Depends on how complicated and risky the fix is, do you have any estimation? *** This bug has been marked as a duplicate of bug 1403183 ***
Nir, as you handled the code review of the patch fixing the issue - what's your take on that?
This should be fixed by: https://gerrit.ovirt.org/#/q/status:open+project:vdsm+branch:master+topic:bug1391859 Once these patches land in vdsm, engine can create preallocated disks during move/copy disk flows. Preallocation with qemu-img on NFS >= 4.2 and glusterfs takes no time. Preallocation on NFS < 4.2 is faster using qemu-img.
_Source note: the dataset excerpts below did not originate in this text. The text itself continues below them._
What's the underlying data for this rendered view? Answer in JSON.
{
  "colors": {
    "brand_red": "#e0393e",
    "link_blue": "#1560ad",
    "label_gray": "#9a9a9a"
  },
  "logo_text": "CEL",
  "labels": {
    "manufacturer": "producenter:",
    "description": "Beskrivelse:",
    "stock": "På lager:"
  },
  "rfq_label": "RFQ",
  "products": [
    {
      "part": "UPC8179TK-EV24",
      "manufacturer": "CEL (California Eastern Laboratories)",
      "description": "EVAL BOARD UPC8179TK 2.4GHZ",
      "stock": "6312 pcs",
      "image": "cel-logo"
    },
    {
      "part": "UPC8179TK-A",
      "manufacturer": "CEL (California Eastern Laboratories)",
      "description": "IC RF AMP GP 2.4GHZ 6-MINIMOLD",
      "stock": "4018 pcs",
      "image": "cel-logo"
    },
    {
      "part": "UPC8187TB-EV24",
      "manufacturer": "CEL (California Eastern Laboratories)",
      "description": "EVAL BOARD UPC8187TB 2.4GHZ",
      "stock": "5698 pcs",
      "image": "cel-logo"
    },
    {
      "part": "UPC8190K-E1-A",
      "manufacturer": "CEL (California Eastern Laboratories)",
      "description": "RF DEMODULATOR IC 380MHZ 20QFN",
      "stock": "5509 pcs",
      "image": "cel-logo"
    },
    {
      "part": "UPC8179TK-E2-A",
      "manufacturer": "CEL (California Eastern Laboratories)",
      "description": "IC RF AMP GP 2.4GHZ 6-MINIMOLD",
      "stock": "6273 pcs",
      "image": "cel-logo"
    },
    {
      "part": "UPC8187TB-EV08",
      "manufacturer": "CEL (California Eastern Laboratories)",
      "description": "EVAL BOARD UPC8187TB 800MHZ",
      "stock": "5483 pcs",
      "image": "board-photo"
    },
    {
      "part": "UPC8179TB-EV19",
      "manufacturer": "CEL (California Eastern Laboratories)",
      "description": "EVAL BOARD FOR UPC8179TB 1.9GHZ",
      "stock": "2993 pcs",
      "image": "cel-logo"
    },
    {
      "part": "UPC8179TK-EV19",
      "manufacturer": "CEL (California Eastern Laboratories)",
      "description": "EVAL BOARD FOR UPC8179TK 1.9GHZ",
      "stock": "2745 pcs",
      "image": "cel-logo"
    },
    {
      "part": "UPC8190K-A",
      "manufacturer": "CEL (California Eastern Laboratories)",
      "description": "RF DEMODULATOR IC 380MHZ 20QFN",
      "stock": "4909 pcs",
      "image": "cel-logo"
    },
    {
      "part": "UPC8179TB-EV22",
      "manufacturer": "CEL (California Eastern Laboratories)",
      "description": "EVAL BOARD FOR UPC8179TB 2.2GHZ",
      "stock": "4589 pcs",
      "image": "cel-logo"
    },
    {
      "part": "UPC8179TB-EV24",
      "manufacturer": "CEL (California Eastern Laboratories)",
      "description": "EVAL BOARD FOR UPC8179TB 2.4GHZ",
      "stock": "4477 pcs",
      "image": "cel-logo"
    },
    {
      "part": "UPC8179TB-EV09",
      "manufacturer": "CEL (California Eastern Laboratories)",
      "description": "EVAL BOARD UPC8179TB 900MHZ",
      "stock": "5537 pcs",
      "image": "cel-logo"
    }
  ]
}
To save the preallocation time for the part of the disk being copied, we can first copy the data, and then preallocate the rest of the image: 1. create raw volume in some minimal size 2. copy data from source volume 3. check actual file size 4. use new fallocate helper to preallocate the rest the image /usr/libexec/vdsm/fallocate --offset <actual-size> <virtual-size> filename Since image preallocation during copy image is broken since 3.5 or so (since we moved to copy with qemu-img), I don't see any reason to do this in 4.1.